AMD has denied claims that, facing financial difficulties, it is exploring the possibility of splitting itself down the middle into separate graphics and general-purpose processor divisions - undoing its acquisition of GPU specialist ATI Technologies from 2006.
Advanced Micro Devices, now known simply as AMD, has long been the underdog of the processor world. Founded in 1969 by former Fairchild Semiconductor employees, who had seen their colleagues Robert Noyce and Gordon Moore leave the company to found Intel the year prior, AMD's start came in acting as a second-source supplier for other companies' logic chip IP. Its own designs soon followed, then diversification: RAM chips in 1971 and microprocessors in 1975 - its first being a reverse-engineered clone of rival Intel's 8080, along with its own Am2900 bit-slice microprocessor family. That's not to say that there was bad blood between the two companies, founded by former co-workers: in 1981, Intel and AMD signed a ten-year agreement to share x86 processing technology in order to fulfil IBM's requirement that the processor used in its Personal Computer (PC) family had second-source suppliers available.

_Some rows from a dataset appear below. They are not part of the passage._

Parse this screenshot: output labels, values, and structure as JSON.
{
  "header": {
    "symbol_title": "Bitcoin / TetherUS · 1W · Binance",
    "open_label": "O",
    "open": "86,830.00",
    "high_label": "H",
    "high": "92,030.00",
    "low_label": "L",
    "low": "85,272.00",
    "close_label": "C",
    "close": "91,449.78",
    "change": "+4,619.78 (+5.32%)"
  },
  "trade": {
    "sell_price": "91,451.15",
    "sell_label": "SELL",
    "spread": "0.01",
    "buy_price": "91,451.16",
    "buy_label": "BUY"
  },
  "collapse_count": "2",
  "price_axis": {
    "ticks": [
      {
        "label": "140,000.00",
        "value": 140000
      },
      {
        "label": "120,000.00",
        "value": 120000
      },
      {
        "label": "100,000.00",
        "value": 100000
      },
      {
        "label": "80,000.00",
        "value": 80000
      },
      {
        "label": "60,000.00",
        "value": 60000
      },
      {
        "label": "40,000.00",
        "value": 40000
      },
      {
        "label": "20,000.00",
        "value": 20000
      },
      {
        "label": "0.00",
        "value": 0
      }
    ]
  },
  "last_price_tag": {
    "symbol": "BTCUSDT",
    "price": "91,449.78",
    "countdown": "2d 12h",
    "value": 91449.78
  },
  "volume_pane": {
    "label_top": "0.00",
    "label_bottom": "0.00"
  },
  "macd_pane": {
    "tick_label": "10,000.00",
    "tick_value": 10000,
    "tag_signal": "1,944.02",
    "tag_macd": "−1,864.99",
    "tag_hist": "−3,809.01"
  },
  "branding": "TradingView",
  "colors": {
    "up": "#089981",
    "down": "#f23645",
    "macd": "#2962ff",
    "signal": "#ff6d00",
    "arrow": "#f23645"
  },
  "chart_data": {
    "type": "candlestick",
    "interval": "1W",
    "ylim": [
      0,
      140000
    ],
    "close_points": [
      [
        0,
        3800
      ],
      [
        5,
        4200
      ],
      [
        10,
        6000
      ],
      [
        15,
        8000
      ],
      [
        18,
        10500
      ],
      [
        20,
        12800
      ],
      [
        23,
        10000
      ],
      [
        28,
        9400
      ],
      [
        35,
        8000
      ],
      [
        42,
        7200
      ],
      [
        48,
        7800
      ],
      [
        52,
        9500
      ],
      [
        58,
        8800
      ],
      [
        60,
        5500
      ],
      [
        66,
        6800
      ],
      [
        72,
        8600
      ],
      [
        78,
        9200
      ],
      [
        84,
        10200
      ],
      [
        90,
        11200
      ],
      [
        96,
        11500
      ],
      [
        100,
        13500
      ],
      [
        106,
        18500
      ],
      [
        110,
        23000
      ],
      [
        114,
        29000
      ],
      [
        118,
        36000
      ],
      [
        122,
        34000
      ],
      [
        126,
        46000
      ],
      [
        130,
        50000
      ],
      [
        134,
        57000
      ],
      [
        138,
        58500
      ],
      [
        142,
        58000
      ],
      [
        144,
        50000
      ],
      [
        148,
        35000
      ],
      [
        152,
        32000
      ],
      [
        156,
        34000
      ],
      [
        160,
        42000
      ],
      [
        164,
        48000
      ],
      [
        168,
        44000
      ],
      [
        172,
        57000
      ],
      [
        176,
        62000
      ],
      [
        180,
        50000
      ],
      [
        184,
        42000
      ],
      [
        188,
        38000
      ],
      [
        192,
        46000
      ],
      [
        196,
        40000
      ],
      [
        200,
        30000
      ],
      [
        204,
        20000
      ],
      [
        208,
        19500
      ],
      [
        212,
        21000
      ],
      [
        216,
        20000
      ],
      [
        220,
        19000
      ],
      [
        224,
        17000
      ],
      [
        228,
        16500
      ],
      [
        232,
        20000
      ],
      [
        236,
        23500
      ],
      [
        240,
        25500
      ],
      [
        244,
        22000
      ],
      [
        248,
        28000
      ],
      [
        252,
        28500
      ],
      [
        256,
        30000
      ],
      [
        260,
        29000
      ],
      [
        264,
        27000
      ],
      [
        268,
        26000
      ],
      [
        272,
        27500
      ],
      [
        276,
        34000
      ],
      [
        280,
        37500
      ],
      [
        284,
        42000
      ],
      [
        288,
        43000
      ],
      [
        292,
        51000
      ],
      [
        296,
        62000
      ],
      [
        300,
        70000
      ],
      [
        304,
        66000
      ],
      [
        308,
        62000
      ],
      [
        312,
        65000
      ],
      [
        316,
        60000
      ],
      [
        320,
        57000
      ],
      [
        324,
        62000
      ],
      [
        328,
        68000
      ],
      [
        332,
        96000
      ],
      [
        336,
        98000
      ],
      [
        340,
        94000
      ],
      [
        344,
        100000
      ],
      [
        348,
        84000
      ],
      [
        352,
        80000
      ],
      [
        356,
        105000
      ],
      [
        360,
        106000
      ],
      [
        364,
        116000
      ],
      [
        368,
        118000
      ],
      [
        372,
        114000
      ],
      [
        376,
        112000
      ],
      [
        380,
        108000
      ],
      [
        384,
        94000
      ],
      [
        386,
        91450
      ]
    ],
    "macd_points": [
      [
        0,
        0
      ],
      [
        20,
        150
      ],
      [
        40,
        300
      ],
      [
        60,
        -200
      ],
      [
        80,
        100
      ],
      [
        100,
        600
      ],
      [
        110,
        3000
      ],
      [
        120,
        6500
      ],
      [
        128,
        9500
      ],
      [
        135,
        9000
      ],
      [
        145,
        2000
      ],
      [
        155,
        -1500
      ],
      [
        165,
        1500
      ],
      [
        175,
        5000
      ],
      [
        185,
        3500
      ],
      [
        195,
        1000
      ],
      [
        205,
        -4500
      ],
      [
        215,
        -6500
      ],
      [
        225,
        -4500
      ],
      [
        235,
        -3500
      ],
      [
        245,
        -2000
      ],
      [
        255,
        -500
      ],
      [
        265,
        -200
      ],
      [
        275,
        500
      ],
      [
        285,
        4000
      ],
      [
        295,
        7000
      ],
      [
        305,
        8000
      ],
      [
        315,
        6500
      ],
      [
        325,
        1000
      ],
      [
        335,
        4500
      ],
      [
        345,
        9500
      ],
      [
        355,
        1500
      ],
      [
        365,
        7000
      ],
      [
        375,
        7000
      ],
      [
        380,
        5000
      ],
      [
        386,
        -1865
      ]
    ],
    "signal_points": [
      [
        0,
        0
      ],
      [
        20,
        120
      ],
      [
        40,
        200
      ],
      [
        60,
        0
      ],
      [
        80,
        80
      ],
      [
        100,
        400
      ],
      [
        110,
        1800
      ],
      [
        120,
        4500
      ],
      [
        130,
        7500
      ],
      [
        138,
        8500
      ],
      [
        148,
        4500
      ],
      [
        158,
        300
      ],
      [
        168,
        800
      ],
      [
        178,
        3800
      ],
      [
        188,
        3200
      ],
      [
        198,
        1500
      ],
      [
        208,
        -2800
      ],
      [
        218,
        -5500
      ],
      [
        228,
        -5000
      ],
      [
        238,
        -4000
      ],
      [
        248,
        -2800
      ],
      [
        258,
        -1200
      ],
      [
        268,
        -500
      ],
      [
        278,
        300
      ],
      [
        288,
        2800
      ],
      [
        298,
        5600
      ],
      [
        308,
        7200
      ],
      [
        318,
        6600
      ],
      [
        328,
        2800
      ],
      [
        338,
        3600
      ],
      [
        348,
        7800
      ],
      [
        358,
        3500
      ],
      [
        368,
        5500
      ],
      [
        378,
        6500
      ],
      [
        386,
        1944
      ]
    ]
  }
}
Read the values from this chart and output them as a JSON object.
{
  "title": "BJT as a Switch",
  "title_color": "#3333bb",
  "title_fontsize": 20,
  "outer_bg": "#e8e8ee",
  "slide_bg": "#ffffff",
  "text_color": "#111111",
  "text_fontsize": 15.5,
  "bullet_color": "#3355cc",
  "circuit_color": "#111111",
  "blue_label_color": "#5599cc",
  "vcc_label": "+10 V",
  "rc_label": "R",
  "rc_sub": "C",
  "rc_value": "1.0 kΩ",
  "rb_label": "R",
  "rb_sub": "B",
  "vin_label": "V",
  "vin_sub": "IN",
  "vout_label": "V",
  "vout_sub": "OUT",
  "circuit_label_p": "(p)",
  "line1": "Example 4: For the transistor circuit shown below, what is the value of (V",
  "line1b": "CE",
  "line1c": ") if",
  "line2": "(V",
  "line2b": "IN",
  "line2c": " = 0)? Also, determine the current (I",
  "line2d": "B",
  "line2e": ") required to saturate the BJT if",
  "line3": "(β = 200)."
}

The company continued to diversify its product portfolio in the years that followed, piggybacking on Intel's designs in the x86 market while also adding tweaks of its own, launching industry-first EPROM products and modem chips, and even shifting from DRAM to CMOS memory parts following a downturn in the market. In 1991, at the end of its technology-sharing agreement with Intel, AMD launched the Am386 - compatible with its rival's 80386 family, and the competition really took off. In the following years, AMD and Intel would trade blows, although it wasn't until the release of the ill-fated Pentium 4 that AMD would convincingly take the performance lead from its former partner company.
With the Pentium 4 retired and Intel once again on top, AMD diversified once more with the acquisition of graphics specialist ATI Technologies, formerly known as Array Technology Incorporated, in a 2006 deal valued at $5.4 billion in cash and shares. The ATI brand was subsequently retired in favour of AMD's own, with the gaming line going under the well-recognised Radeon moniker to this day. Financial trouble for the underdog company would lead to a spin-off of its manufacturing operations as GlobalFoundries in 2008, and in the years since numerous job losses and cut-backs have followed as Intel - now well on top in the general-purpose CPU performance stakes - and graphics rival Nvidia continue to eat the company's market share.
The reason for the history lesson: newswire agency Reuters
reported late last week that AMD was investigating spinning off its graphics division, returning what was once ATI to independent control as a means to stem the company's losses in the face of a 26 per cent year-on-year decline in revenue. The claims of Reuter's anonymous source, however, have been soundly denied by the company itself. 'AMD provided official confirmation that we have not hired an outside agency to explore spinning-off/splitting the [graphics and general-purpose CPU divisions of the] company,
' spokesperson Sarah Youngbauer explained in a statement released to press over the weekend. 'We remain committed to the long-term strategy we laid out for the company in May at our Financial Analyst Day, which encompasses all parts of the business.